Not to forget, of course, that being at home means there is an unimaginable amount of house work, shopping, cooking, walking and educating the dogs, especially the puppy who arrived to The Netherlands with me in March, and last but not least, spend some quality time with my husband and daughter. We do not get many chances for that, in a family of expats, and we did the most of it.
No wonder I am ready to go to bed no later than 22h…My day starts at 6am, or earlier, when we have a training in Bishkek starting at 9 or 10am!

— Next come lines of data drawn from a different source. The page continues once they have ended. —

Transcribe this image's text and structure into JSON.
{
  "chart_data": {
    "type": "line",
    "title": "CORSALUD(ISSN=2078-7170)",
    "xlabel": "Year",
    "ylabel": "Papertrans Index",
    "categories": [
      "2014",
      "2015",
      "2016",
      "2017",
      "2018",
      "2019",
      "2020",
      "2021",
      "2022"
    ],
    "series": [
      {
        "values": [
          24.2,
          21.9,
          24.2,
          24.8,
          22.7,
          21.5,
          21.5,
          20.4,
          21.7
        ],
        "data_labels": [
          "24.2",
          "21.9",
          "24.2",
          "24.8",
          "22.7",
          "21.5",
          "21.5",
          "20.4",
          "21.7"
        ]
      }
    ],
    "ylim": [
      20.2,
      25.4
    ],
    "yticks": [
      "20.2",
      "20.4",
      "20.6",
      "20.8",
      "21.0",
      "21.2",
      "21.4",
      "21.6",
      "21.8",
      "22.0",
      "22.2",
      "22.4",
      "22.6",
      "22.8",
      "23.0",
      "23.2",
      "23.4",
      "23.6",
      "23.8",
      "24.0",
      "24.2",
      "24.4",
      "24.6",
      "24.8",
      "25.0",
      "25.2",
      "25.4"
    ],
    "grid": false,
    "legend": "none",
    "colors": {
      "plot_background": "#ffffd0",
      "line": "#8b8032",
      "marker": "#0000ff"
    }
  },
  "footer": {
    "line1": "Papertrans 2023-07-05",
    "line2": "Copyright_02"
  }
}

Now that the Mitigation plan comes to a kind of closing, as we had planned it to cover the period through June, it seems we need to develop another one. Lockdown measures are likely to be reintroduced in Kyrgyzstan and returning to Bishkek moves further in the future, possibly September. Mixed feelings towards that, with the positive perspective of spending more time with family (oh, God, and dogs!), exploring new formats of cooperation and work, and negative aspects related to limited live social contacts, further postponing activities which are essential to our Programme, travel limitations, and of course the risk associated with any live interaction and communication.
However, the past three months have reassured me and my colleagues that we can handle this, and well. The house is re-arranged into three separate offices, for two professionals and one IB student, so that all online communication can go on undisturbed. Thanks to email, whatsapp, skype, MS teams, zoom, and all other means and platforms for distance working, the JCI component of the ROLPRO2 Programme has been able to move ahead, be useful, keep within priorities, and be well prepared to switch to “normal” business as soon as circumstances would allow for it. Indeed, it is a cloud, but we have managed to find its many silver linings.”